And, adding to that sorry record, Ailes was an early, deposed villain of the #MeToo movement. (He resigned in 2016 from one of the most powerful positions in global media after former “Fox & Friends” host Gretchen Carlson sued him for sexual harassment; she eventually got a $20 million settlement.)
The flame-throwing writer Xeni Jardin offered a succinct anniversary tweet: “Remembering Roger Ailes, who died one year ago. We’re glad you’re dead.”
Now, we learn, Hollywood is gearing up to immortalize Ailes’s unsavory story in a biopic focusing on his fall from grace.
I take no pleasure in dancing on the man’s grave (well, maybe I do) but if the movie is true to the facts, then Ailes’s legacy will be tarnished further, justifiably so.
Charlize Theron, according to the Hollywood Reporter, will play Megyn Kelly, the former Fox star now at NBC, who was a key figure in bringing down Ailes when she lent her insider’s credibility to multiple women’s claims.
It's hard to argue with the casting of Theron, the accomplished, big-name actress who uncannily looks the part. (The movie is yet untitled, and there has been no announcement of who will play Ailes.)
The ensemble cast reportedly has a prominent place for a Carlson role, too. And that is only right.
Her suit, making the case that Ailes damaged her career after she refused his repeated sexual advances, was one of the early victories in the war against sexual harassment.
It was the first major chink in the armor that, for far too long, protected the likes of movie mogul Harvey Weinstein, NBC host Matt Lauer and so many others.
Bringing the Ailes story to a mass audience can be important in making sure that the sexual-harassment reckoning doesn’t backslide, something that’s all too possible.
“This is a story that has to represent the women involved and what happened correctly — for all women (and men) to understand,” Carlson told me by text on Tuesday.
She’s right.

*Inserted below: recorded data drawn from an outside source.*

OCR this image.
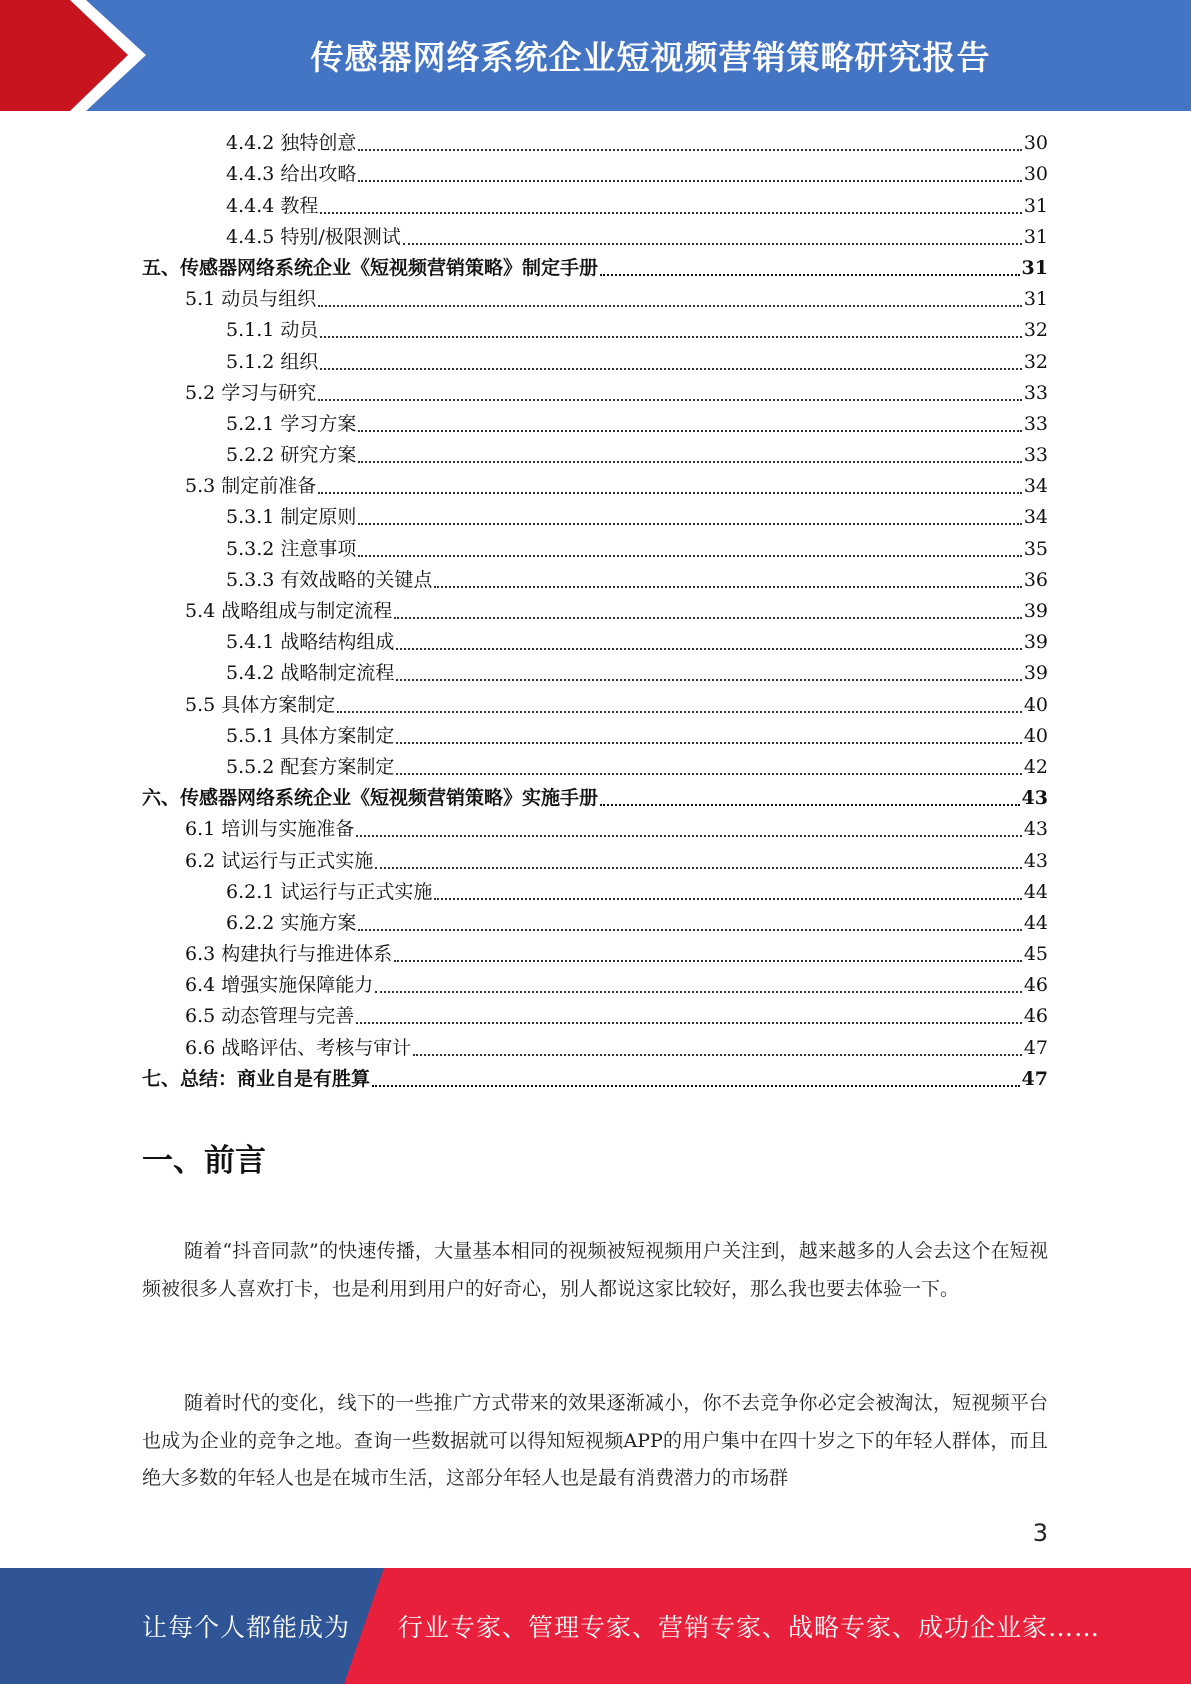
传感器网络系统企业短视频营销策略研究报告
4.4.2 独特创意	30
4.4.3 给出攻略	30
4.4.4 教程	31
4.4.5 特别/极限测试	31
五、传感器网络系统企业《短视频营销策略》制定手册	31
5.1 动员与组织	31
5.1.1 动员	32
5.1.2 组织	32
5.2 学习与研究	33
5.2.1 学习方案	33
5.2.2 研究方案	33
5.3 制定前准备	34
5.3.1 制定原则	34
5.3.2 注意事项	35
5.3.3 有效战略的关键点	36
5.4 战略组成与制定流程	39
5.4.1 战略结构组成	39
5.4.2 战略制定流程	39
5.5 具体方案制定	40
5.5.1 具体方案制定	40
5.5.2 配套方案制定	42
六、传感器网络系统企业《短视频营销策略》实施手册	43
6.1 培训与实施准备	43
6.2 试运行与正式实施	43
6.2.1 试运行与正式实施	44
6.2.2 实施方案	44
6.3 构建执行与推进体系	45
6.4 增强实施保障能力	46
6.5 动态管理与完善	46
6.6 战略评估、考核与审计	47
七、总结：商业自是有胜算	47
一、前言
随着“抖音同款”的快速传播，大量基本相同的视频被短视频用户关注到，越来越多的人会去这个在短视频被很多人喜欢打卡，也是利用到用户的好奇心，别人都说这家比较好，那么我也要去体验一下。
随着时代的变化，线下的一些推广方式带来的效果逐渐减小，你不去竞争你必定会被淘汰，短视频平台也成为企业的竞争之地。查询一些数据就可以得知短视频APP的用户集中在四十岁之下的年轻人群体，而且绝大多数的年轻人也是在城市生活，这部分年轻人也是最有消费潜力的市场群
3
让每个人都能成为 行业专家、管理专家、营销专家、战略专家、成功企业家……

Ailes’s story needs to be understood by the mass audience that a Hollywood film can deliver — just as fact-based movies like “Spotlight” or “The Post” have helped many people understand how journalism works, and why it matters.
Separately, the reporter and author Gabriel Sherman, who wrote the definitive biography of Ailes (and suffered the consequences by being turned into a target of retaliation) is working on a Showtime miniseries based on his book, “The Loudest Voice in the Room.”
But even without these worthwhile ventures, Ailes’s dark legacy will endure. He resides in every political moment.
In his obituary for Ailes, The Washington Post’s Marc Fisher described the cable network’s methods diplomatically: “Fox gave intensive coverage to stories that later collapsed under closer inspection.
Fisher quoted conservative-turned-liberal activist David Brock, author of “The Fox Effect” on what Ailes wrought.
“At Fox, Ailes has ushered in the era of post-truth politics. The facts no longer matter, only what is politically expedient, sensationalistic, and designed to confirm the preexisting opinions of a large audience.”
Included in the Fox repertoire was not only the lie that Barack Obama, the first black U.S. president, was born outside the United States, but also, Fisher recalled, “that Obama’s health reform initiative would impose death panels to determine which Americans might be refused medical care; or that human behavior played no role in global climate change.”
In more recent days, of course, Fox has become almost a form of state TV, and its biggest remaining star, Sean Hannity, is a presidential confidant and tireless Trump cheerleader.
“Our media landscape is now a perfect Ailes-ian dystopia, cleaved into camps of captive audiences geeked up on terror and disgust,” wrote Matt Taibbi in a blistering Rolling Stone assessment shortly after Ailes died. “The more scared and hate-filled we are, the more advertising dollars come pouring in, on both sides.”
In short, Ailes fostered hate, abused women and helped give us a divisive president.
If all goes well, Hollywood will immortalize him as an evildoer who got his comeuppance.
Who says there’s no good news any more?